On December 14, 2019, a sequel series titled SSSS.Dynazenon was announced at Tsuburaya Production's own convention, Tsubucon. The animation project is a continuation of SSSS.Gridman set in the same shared "Gridman Universe". It premiered on April 2, 2021.

On November 15, 2020, it was announced during an Adult Swim YouTube livestream panel that the anime's English dub would premiere on the network's Toonami programming block on January 17, 2021. (Note: Adult Swim lists the series as premiering at 2:30 a.m. (26:30) ET/PT on Saturday, which is effectively Sunday.)

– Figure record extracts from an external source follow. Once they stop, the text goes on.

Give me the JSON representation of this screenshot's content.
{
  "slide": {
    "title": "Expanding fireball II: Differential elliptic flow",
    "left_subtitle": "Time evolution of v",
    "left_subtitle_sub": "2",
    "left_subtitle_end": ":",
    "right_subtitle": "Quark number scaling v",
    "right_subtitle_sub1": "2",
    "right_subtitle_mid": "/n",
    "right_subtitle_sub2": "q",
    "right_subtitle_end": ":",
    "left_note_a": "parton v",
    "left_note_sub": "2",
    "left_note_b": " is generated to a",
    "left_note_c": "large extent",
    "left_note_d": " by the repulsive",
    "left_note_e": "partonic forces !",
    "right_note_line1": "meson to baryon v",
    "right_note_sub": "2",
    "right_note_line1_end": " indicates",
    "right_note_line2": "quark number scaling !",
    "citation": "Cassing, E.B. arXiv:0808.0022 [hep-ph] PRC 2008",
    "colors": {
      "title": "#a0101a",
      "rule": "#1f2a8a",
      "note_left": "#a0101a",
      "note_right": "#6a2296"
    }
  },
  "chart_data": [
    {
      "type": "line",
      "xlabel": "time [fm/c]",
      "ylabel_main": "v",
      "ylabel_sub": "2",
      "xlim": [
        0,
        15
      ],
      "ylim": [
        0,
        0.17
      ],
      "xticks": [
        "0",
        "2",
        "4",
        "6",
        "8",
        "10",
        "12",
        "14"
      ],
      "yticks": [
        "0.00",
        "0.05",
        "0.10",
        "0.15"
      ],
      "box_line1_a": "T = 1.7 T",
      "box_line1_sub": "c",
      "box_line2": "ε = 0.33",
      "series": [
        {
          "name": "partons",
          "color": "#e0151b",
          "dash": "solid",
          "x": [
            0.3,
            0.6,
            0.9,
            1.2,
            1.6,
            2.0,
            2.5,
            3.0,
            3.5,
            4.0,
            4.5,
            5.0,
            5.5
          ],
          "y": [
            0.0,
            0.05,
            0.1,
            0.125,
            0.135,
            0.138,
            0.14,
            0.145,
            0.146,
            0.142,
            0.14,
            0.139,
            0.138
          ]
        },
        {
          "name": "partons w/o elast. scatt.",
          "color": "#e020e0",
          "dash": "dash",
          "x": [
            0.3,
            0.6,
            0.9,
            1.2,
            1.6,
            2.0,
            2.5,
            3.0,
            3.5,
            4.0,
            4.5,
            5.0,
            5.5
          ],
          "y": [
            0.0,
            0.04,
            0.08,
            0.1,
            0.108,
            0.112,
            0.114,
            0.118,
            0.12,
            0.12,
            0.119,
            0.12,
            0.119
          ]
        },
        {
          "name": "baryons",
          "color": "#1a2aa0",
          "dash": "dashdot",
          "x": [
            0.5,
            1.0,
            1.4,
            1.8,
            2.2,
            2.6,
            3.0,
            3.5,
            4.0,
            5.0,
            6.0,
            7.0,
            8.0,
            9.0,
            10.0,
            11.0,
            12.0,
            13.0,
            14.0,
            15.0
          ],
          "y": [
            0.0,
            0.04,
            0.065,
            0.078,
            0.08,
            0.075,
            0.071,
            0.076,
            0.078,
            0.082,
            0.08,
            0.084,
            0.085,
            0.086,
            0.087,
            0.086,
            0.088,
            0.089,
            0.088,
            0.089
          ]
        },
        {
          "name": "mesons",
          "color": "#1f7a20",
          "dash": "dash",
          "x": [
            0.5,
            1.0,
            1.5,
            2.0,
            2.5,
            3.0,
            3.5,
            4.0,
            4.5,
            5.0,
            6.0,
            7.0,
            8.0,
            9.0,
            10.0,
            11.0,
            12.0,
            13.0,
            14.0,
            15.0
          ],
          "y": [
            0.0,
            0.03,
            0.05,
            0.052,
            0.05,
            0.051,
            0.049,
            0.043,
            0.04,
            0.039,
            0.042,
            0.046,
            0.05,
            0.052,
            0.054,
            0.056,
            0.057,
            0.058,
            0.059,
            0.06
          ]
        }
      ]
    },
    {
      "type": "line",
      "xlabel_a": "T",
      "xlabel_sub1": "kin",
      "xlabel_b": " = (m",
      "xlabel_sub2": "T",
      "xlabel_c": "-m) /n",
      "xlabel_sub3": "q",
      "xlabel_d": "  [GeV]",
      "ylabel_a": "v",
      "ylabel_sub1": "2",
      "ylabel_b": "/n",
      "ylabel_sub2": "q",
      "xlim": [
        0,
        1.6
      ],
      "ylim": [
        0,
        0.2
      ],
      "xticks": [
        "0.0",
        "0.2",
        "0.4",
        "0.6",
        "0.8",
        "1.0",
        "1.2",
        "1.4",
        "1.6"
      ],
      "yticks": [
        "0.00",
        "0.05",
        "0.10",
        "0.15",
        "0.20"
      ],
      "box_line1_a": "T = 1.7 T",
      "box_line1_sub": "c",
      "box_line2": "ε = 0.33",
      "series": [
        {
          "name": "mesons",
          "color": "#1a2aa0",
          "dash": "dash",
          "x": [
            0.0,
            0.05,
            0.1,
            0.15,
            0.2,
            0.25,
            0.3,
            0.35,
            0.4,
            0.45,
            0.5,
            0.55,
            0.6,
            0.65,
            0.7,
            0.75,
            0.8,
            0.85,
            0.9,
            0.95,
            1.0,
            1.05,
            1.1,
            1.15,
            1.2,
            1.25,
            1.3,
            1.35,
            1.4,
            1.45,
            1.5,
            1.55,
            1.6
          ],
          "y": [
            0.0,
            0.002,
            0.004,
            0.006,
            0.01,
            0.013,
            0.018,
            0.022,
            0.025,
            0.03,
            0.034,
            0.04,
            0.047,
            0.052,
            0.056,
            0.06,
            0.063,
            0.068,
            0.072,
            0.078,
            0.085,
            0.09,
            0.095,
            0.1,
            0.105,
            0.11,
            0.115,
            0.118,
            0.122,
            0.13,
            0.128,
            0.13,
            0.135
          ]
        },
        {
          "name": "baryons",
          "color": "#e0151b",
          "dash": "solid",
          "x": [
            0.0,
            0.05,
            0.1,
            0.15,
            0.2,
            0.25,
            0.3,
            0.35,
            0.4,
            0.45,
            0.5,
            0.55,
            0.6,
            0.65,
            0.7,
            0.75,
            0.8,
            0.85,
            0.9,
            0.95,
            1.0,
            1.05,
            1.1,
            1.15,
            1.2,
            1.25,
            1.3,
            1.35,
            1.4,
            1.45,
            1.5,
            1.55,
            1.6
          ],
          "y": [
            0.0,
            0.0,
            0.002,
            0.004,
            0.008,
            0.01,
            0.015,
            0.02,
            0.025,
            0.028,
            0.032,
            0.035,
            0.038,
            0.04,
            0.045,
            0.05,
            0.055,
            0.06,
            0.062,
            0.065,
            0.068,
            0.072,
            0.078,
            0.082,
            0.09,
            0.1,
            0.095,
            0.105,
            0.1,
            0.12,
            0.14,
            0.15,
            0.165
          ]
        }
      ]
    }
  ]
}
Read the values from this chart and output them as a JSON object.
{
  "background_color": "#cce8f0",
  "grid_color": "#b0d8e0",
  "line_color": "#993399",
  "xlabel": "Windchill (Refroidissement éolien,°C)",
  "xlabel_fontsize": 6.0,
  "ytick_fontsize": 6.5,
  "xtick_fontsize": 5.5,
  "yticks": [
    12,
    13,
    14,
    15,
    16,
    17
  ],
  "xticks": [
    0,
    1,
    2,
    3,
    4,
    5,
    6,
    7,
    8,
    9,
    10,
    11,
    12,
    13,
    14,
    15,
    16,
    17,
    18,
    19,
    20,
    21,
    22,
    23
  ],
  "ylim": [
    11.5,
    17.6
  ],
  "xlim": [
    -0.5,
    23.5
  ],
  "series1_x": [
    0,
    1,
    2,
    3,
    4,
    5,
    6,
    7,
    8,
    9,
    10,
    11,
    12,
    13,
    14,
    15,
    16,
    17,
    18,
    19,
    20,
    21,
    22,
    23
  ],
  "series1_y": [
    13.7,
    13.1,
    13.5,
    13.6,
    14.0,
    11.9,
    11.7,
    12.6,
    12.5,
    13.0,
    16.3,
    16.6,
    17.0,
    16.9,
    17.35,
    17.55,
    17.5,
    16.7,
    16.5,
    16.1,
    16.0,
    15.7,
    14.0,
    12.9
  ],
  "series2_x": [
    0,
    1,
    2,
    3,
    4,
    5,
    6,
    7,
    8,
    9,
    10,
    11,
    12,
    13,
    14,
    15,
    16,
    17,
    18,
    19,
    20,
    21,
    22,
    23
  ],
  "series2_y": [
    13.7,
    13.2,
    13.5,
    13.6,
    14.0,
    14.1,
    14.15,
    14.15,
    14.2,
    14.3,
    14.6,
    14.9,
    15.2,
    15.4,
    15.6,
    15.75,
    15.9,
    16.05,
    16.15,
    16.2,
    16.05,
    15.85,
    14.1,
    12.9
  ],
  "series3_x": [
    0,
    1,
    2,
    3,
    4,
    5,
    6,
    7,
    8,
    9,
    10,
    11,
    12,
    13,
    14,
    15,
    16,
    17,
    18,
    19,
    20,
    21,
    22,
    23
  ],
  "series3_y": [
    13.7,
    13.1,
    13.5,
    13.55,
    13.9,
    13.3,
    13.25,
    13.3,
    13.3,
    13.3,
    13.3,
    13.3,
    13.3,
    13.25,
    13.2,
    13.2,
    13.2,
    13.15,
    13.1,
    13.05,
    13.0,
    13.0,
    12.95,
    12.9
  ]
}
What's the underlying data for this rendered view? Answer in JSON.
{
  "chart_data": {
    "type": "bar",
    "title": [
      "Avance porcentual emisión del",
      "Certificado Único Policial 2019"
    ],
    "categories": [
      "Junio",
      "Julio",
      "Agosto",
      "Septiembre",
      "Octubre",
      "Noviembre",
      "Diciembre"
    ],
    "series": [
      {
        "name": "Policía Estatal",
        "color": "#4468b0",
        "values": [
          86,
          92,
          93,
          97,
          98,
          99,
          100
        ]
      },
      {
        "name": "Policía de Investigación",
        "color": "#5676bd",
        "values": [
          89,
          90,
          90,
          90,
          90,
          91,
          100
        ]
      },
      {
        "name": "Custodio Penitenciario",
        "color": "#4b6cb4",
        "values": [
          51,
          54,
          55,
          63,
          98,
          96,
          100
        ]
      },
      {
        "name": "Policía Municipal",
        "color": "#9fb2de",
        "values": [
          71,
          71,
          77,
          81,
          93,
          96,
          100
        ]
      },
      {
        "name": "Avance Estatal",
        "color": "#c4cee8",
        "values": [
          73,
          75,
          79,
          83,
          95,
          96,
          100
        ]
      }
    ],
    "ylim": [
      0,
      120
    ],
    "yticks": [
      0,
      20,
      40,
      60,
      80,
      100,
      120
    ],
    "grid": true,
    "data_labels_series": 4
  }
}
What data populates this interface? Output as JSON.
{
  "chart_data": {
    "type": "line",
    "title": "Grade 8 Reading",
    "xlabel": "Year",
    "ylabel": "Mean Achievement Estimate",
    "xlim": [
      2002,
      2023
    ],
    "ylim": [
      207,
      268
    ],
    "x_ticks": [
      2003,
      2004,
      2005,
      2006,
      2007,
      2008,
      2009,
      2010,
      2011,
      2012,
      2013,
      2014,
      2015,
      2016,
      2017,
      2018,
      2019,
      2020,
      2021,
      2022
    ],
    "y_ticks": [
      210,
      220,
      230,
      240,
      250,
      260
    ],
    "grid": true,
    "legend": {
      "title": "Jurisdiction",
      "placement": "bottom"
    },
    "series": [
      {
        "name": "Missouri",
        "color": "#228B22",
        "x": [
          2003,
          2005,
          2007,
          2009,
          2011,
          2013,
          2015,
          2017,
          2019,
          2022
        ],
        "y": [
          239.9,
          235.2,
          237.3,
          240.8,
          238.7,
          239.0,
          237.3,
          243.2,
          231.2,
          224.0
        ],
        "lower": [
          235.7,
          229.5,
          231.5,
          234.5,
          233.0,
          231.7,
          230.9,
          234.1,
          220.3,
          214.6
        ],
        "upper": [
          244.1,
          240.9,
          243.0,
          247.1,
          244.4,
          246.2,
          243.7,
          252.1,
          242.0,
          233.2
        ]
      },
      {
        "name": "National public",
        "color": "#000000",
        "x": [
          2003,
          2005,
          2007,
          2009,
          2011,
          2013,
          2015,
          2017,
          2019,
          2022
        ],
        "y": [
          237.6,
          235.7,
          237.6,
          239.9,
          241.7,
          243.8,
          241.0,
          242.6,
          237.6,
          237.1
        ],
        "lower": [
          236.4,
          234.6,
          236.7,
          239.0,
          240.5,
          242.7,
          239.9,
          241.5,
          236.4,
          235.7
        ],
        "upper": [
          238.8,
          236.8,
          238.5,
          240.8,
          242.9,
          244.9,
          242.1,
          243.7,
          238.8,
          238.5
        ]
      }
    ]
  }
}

A compilation film was released in cinema on January 20, 2023 before the premiere of Gridman Universe anime film.

===Manga adaptations===
On May 27, 2019, a manga adaptation and five manga spin-off adaptations were announced. The manga spin-offs announced were a comedy spin-off by Ariko, a spin-off centered around Samurai Calibur and a girl named Hime Kuzuki by Kei Toru, a then-untitled spin-off by Misaki Sano, a Sengoku-era spin-off by Yūki Tamura, and an untitled spin-off centered around Akane Shinjo by Shun Kazakami. The manga adaptation by Konno was serialized in Shueisha's Shōnen Jump+ website from November 30, 2019, to December 11, 2021. It has been collected in five tankōbon volumes.

On October 26, 2019, the two spin-off manga adaptations by Ariko and Kei Toru began serialization in Media Factory's seinen manga magazine Monthly Comic Alive. Shinseiki Chūgakusei Nikki ended serialization on October 27, 2020; Hime to Samurai ended on February 26, 2022.

On May 2, 2020, the two spin-off manga adaptations by Yūki Tamura and Misaki Sano began serialization in Akita Shoten's shōnen manga magazine Monthly Shōnen Champion. Both series ended serialization on April 6, 2021.

On July 9, 2020, the planned manga spin-off adaptation by Shun Kazakami was cancelled due to creative differences.

A manga spin-off written and illustrated by Hazumu Sazuka, titled Gridman Dogma, was serialized in Shinchosha's Kurage Bunch website from April 13, 2021 to April 26, 2022.